现在屋子里,一共有七个人。他们每个人都高大强壮,各个长相凶恶丑陋,来者不善。
其中一个人,逼着她录音,两个人盯着她,剩下四个应该在房间外,讨论声纷纷,如何拿到更多的海洛因。
杜秋鸣虽然会一点跆拳道,但是她所学会的那点皮毛,简直是可以说是九牛一毛的小把戏,怎么可能敌得过他们这些身强力壮的男人呢?也就是说,逃出去的可能性简直是太低了。
但是她并没有绝望,还是十分乐观,嘴角处竟然出一抹微笑,但是那笑容,更像是嘲讽的笑。
“你给我快点!”那人突然朝着杜秋鸣大吼了一声,唾沫一下子就溅了她一脸,尖利的声音,吓得她身体又是一震,她微微抬起头,表情坚定。
杜秋鸣因为双手都被绑在了椅子上,所以便无奈的用肩膀蹭了蹭脸,试图抹去他那令人作呕的口水,可却有些无济于事,她声音低沉,一字一句,幽幽地说道:“真恶心。”
男子一听,一下就被她激怒了,一手扯着她的头发,一手对着她的脸连续扇了几个耳光,力道大得惊人,即使男生受了这几巴掌都忍不住哭出来。

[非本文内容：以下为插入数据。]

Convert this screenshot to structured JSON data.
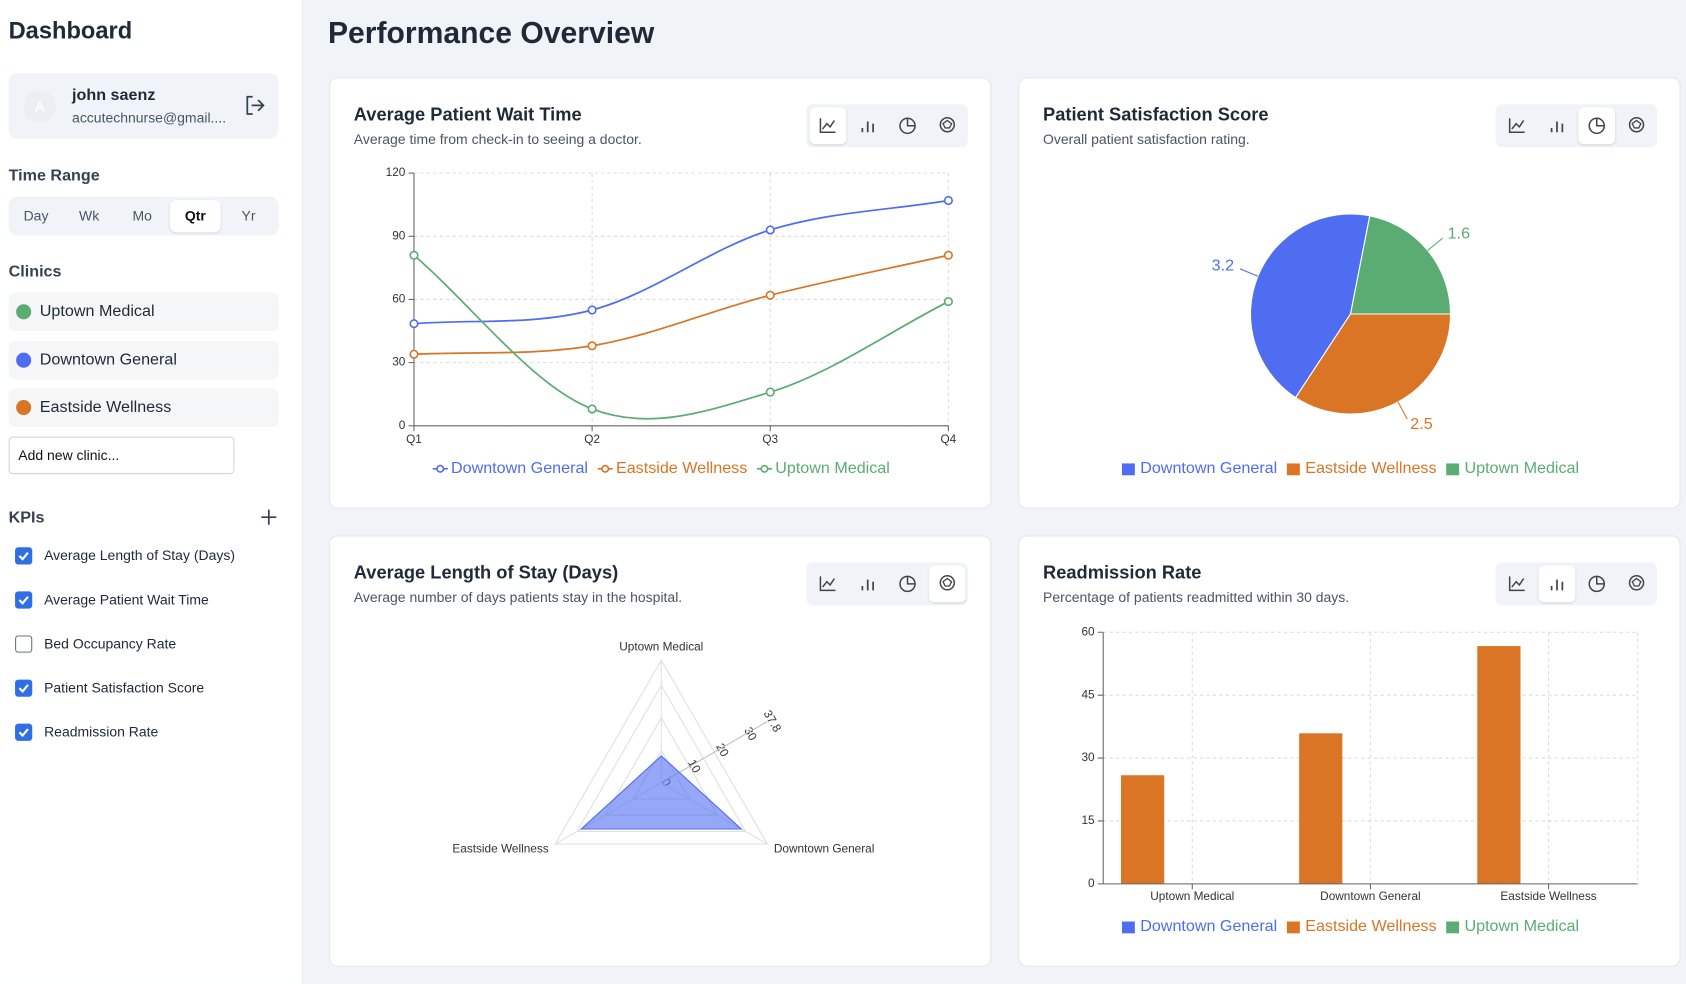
{
  "sidebar": {
    "title": "Dashboard",
    "user": {
      "avatar": "A",
      "name": "john saenz",
      "email": "accutechnurse@gmail...."
    },
    "time_range": {
      "label": "Time Range",
      "options": [
        "Day",
        "Wk",
        "Mo",
        "Qtr",
        "Yr"
      ],
      "selected": 3
    },
    "clinics": {
      "label": "Clinics",
      "items": [
        {
          "name": "Uptown Medical",
          "color": "#5aac72"
        },
        {
          "name": "Downtown General",
          "color": "#4f6df0"
        },
        {
          "name": "Eastside Wellness",
          "color": "#d97524"
        }
      ],
      "input_placeholder": "Add new clinic..."
    },
    "kpis": {
      "label": "KPIs",
      "items": [
        {
          "label": "Average Length of Stay (Days)",
          "checked": true
        },
        {
          "label": "Average Patient Wait Time",
          "checked": true
        },
        {
          "label": "Bed Occupancy Rate",
          "checked": false
        },
        {
          "label": "Patient Satisfaction Score",
          "checked": true
        },
        {
          "label": "Readmission Rate",
          "checked": true
        }
      ]
    }
  },
  "main_title": "Performance Overview",
  "chart_data": [
    {
      "type": "line",
      "title": "Average Patient Wait Time",
      "subtitle": "Average time from check-in to seeing a doctor.",
      "categories": [
        "Q1",
        "Q2",
        "Q3",
        "Q4"
      ],
      "ylim": [
        0,
        120
      ],
      "yticks": [
        0,
        30,
        60,
        90,
        120
      ],
      "grid": true,
      "series": [
        {
          "name": "Downtown General",
          "color": "#4f6df0",
          "values": [
            48.5,
            55,
            93,
            107
          ]
        },
        {
          "name": "Eastside Wellness",
          "color": "#d97524",
          "values": [
            34,
            38,
            62,
            81
          ]
        },
        {
          "name": "Uptown Medical",
          "color": "#5aac72",
          "values": [
            81,
            8,
            16,
            59
          ]
        }
      ]
    },
    {
      "type": "pie",
      "title": "Patient Satisfaction Score",
      "subtitle": "Overall patient satisfaction rating.",
      "categories": [
        "Downtown General",
        "Eastside Wellness",
        "Uptown Medical"
      ],
      "values": [
        3.2,
        2.5,
        1.6
      ],
      "colors": [
        "#4f6df0",
        "#d97524",
        "#5aac72"
      ]
    },
    {
      "type": "radar",
      "title": "Average Length of Stay (Days)",
      "subtitle": "Average number of days patients stay in the hospital.",
      "categories": [
        "Uptown Medical",
        "Downtown General",
        "Eastside Wellness"
      ],
      "values": [
        8.3,
        28.5,
        28.5
      ],
      "color": "#4f6df0",
      "rlim": [
        0,
        37.8
      ],
      "rticks": [
        0,
        10,
        20,
        30,
        37.8
      ]
    },
    {
      "type": "bar",
      "title": "Readmission Rate",
      "subtitle": "Percentage of patients readmitted within 30 days.",
      "categories": [
        "Uptown Medical",
        "Downtown General",
        "Eastside Wellness"
      ],
      "ylim": [
        0,
        60
      ],
      "yticks": [
        0,
        15,
        30,
        45,
        60
      ],
      "grid": true,
      "series": [
        {
          "name": "Downtown General",
          "color": "#4f6df0",
          "values": [
            null,
            null,
            null
          ]
        },
        {
          "name": "Eastside Wellness",
          "color": "#d97524",
          "values": [
            25.9,
            35.9,
            56.7
          ]
        },
        {
          "name": "Uptown Medical",
          "color": "#5aac72",
          "values": [
            null,
            null,
            null
          ]
        }
      ]
    }
  ]
}
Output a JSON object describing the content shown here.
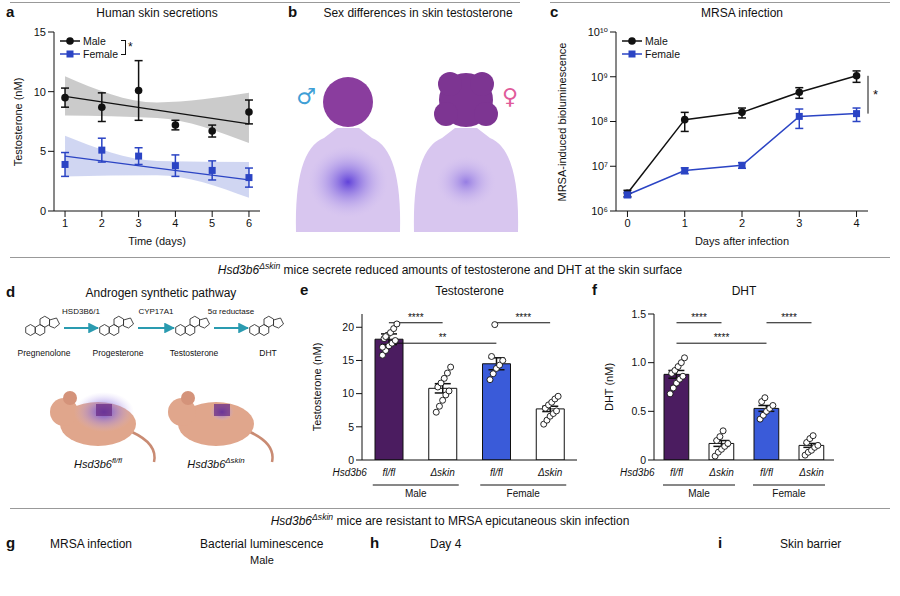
{
  "chart_data": [
    {
      "panel": "a",
      "type": "scatter",
      "title": "Human skin secretions",
      "x_label": "Time (days)",
      "y_label": "Testosterone (nM)",
      "xlim": [
        0.7,
        6.3
      ],
      "xticks": [
        1,
        2,
        3,
        4,
        5,
        6
      ],
      "ylim": [
        0,
        15
      ],
      "yticks": [
        0,
        5,
        10,
        15
      ],
      "legend": "upper left",
      "annotations": [
        "*"
      ],
      "series": [
        {
          "name": "Male",
          "color": "#111111",
          "marker": "circle",
          "x": [
            1,
            2,
            3,
            4,
            5,
            6
          ],
          "values": [
            9.5,
            8.7,
            10.1,
            7.2,
            6.7,
            8.3
          ],
          "errors": [
            0.8,
            1.2,
            2.5,
            0.4,
            0.5,
            1.0
          ],
          "fit_x": [
            1,
            3.5,
            6
          ],
          "fit": [
            9.6,
            8.45,
            7.3
          ],
          "fit_low": [
            8.0,
            7.8,
            5.7
          ],
          "fit_high": [
            11.3,
            9.1,
            9.9
          ]
        },
        {
          "name": "Female",
          "color": "#2b44c4",
          "marker": "square",
          "x": [
            1,
            2,
            3,
            4,
            5,
            6
          ],
          "values": [
            3.9,
            5.1,
            4.6,
            3.8,
            3.4,
            2.8
          ],
          "errors": [
            1.0,
            1.0,
            0.7,
            0.9,
            0.8,
            0.8
          ],
          "fit_x": [
            1,
            3.5,
            6
          ],
          "fit": [
            4.6,
            3.6,
            2.6
          ],
          "fit_low": [
            2.9,
            3.0,
            1.1
          ],
          "fit_high": [
            6.3,
            4.2,
            4.1
          ]
        }
      ]
    },
    {
      "panel": "c",
      "type": "line",
      "title": "MRSA infection",
      "x_label": "Days after infection",
      "y_label": "MRSA-induced bioluminescence",
      "log": "y",
      "xlim": [
        -0.2,
        4.2
      ],
      "xticks": [
        0,
        1,
        2,
        3,
        4
      ],
      "ylim": [
        1000000,
        10000000000
      ],
      "yticks": [
        {
          "value": 1000000,
          "label": "10⁶"
        },
        {
          "value": 10000000,
          "label": "10⁷"
        },
        {
          "value": 100000000,
          "label": "10⁸"
        },
        {
          "value": 1000000000,
          "label": "10⁹"
        },
        {
          "value": 10000000000,
          "label": "10¹⁰"
        }
      ],
      "legend": "upper left",
      "annotations": [
        "*"
      ],
      "series": [
        {
          "name": "Male",
          "color": "#111111",
          "marker": "circle",
          "x": [
            0,
            1,
            2,
            3,
            4
          ],
          "values": [
            2500000,
            110000000,
            160000000,
            450000000,
            1050000000
          ],
          "errors": [
            400000,
            50000000,
            40000000,
            120000000,
            300000000
          ]
        },
        {
          "name": "Female",
          "color": "#2b44c4",
          "marker": "square",
          "x": [
            0,
            1,
            2,
            3,
            4
          ],
          "values": [
            2300000,
            8000000,
            10500000,
            130000000,
            150000000
          ],
          "errors": [
            300000,
            1200000,
            1500000,
            60000000,
            50000000
          ]
        }
      ]
    },
    {
      "panel": "e",
      "type": "bar",
      "title": "Testosterone",
      "y_label": "Testosterone (nM)",
      "gene": "Hsd3b6",
      "categories": [
        "fl/fl",
        "Δskin",
        "fl/fl",
        "Δskin"
      ],
      "groups": [
        "Male",
        "Male",
        "Female",
        "Female"
      ],
      "values": [
        18.2,
        10.8,
        14.5,
        7.7
      ],
      "errors": [
        0.8,
        0.7,
        0.9,
        0.4
      ],
      "colors": [
        "#4b1c60",
        "#ffffff",
        "#3a5bd9",
        "#ffffff"
      ],
      "points": [
        [
          15.8,
          16.5,
          17.2,
          17.6,
          18.0,
          18.3,
          18.8,
          19.2,
          19.8,
          20.5,
          17.0,
          18.6
        ],
        [
          7.2,
          8.1,
          9.0,
          9.8,
          10.4,
          11.0,
          11.6,
          12.3,
          13.1,
          14.0
        ],
        [
          12.1,
          13.0,
          13.8,
          14.3,
          15.0,
          15.6,
          20.4
        ],
        [
          5.4,
          6.0,
          6.6,
          7.0,
          7.4,
          7.8,
          8.3,
          8.7,
          9.2,
          9.6
        ]
      ],
      "ylim": [
        0,
        22
      ],
      "yticks": [
        0,
        5,
        10,
        15,
        20
      ],
      "significance": [
        {
          "from": 0,
          "to": 1,
          "label": "****"
        },
        {
          "from": 0,
          "to": 2,
          "label": "**"
        },
        {
          "from": 2,
          "to": 3,
          "label": "****"
        }
      ]
    },
    {
      "panel": "f",
      "type": "bar",
      "title": "DHT",
      "y_label": "DHT (nM)",
      "gene": "Hsd3b6",
      "categories": [
        "fl/fl",
        "Δskin",
        "fl/fl",
        "Δskin"
      ],
      "groups": [
        "Male",
        "Male",
        "Female",
        "Female"
      ],
      "values": [
        0.88,
        0.17,
        0.53,
        0.15
      ],
      "errors": [
        0.04,
        0.03,
        0.03,
        0.02
      ],
      "colors": [
        "#4b1c60",
        "#ffffff",
        "#3a5bd9",
        "#ffffff"
      ],
      "points": [
        [
          0.68,
          0.74,
          0.79,
          0.83,
          0.86,
          0.89,
          0.92,
          0.96,
          1.0,
          1.05
        ],
        [
          0.04,
          0.08,
          0.11,
          0.14,
          0.17,
          0.2,
          0.24,
          0.3
        ],
        [
          0.42,
          0.46,
          0.5,
          0.53,
          0.56,
          0.6,
          0.64
        ],
        [
          0.05,
          0.08,
          0.1,
          0.13,
          0.15,
          0.18,
          0.22,
          0.25
        ]
      ],
      "ylim": [
        0,
        1.5
      ],
      "yticks": [
        0,
        0.5,
        {
          "value": 1,
          "label": "1.0"
        },
        1.5
      ],
      "significance": [
        {
          "from": 0,
          "to": 1,
          "label": "****"
        },
        {
          "from": 0,
          "to": 2,
          "label": "****"
        },
        {
          "from": 2,
          "to": 3,
          "label": "****"
        }
      ]
    }
  ],
  "diagrams": [
    {
      "panel": "b",
      "title": "Sex differences in skin testosterone",
      "symbols": [
        "♂",
        "♀"
      ]
    },
    {
      "panel": "d",
      "title": "Androgen synthetic pathway",
      "compounds": [
        "Pregnenolone",
        "Progesterone",
        "Testosterone",
        "DHT"
      ],
      "enzymes": [
        "HSD3B6/1",
        "CYP17A1",
        "5α reductase"
      ],
      "mice": [
        {
          "gene": "Hsd3b6",
          "genotype": "fl/fl"
        },
        {
          "gene": "Hsd3b6",
          "genotype": "Δskin"
        }
      ]
    }
  ],
  "section_headers": [
    {
      "gene": "Hsd3b6",
      "genotype": "Δskin",
      "text": "mice secrete reduced amounts of testosterone and DHT at the skin surface"
    },
    {
      "gene": "Hsd3b6",
      "genotype": "Δskin",
      "text": "mice are resistant to MRSA epicutaneous skin infection"
    }
  ],
  "partial_panels": [
    {
      "panel": "g",
      "title": "MRSA infection",
      "subtitle": "Bacterial luminescence",
      "group": "Male"
    },
    {
      "panel": "h",
      "title": "Day 4"
    },
    {
      "panel": "i",
      "title": "Skin barrier"
    }
  ]
}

“轻点打,咱们一会儿可是要拿她做人质呢!”站在旁边抽烟的一名男人,语气平淡的说道。
烟圈一点点散开,顿时屋里就烟雾缭绕,味道很呛鼻。
假若这要是换做别人,此时可能早就已经哭成了泪人,可一向坚强独立的杜秋鸣,硬是把眼泪给收了回去,任凭眼泪在眼眶中打转,杜秋鸣狠狠盯着他,目光似一把尖利的锋刀。
她的脸上,此时仍旧传来一阵火辣辣的疼,头发乱七八糟的散落在肩上,看起来简直狼狈不堪。而耳边,尽是那些大汉的辱骂声。她知道,现在的自己一定会让别人觉得,像一个没人救的可怜虫。
杜秋鸣见他们不再动手,只觉得身子一下瘫软了,无力地靠着墙,她真的没办法逃出去了。而她的父亲,或许也只能无奈地交出海洛因吧。
虽然,在杜秋鸣的印象中,她的父亲的形象一点也不好,是一个冷漠无情,觉得家庭要比事业重得多的男人。
她一想,便皱了皱眉。可就算有万般的不情愿,杜正峰终究是她的父亲,这简直就是无法改变的事实,所以她也只能决定坦然接受了。
可是,杜秋鸣认为这次,她的确是给她的父亲找了麻烦。尽管说是那群人绑架了她,可是最终的目的还是为了得到杜正峰的那批毒品。
也就是意味着,杜正峰如果救了她,乖乖交了毒品,那岂不是破坏了他的原则,这几乎就是不可能发生的事情。
因此,凭着他的勇敢,她觉得她的父亲,尽管会赶过来救她,但也仅可能是使用阴谋,不会为了自己的女儿,付出一切。
窗外,天一样的暗,一样没有星星,像她的心一样,一副黯淡的模样,这世界上,似乎根本就没有一个真正正正心疼她、在乎她的人。就算觉得有人关心,也只是虚伪的了吧。
现在的她浑身都很脏,狼狈不堪,一点也不像自己想象中的公主,更别说是世俗眼光中那些穿着华丽的衣服的富家小姐了。
这样也对,本来她就不是什么公主,何来的像呢?她的心,早已碎了。更别说,什么公主梦了,早在很久很久以前,就幻灭掉了。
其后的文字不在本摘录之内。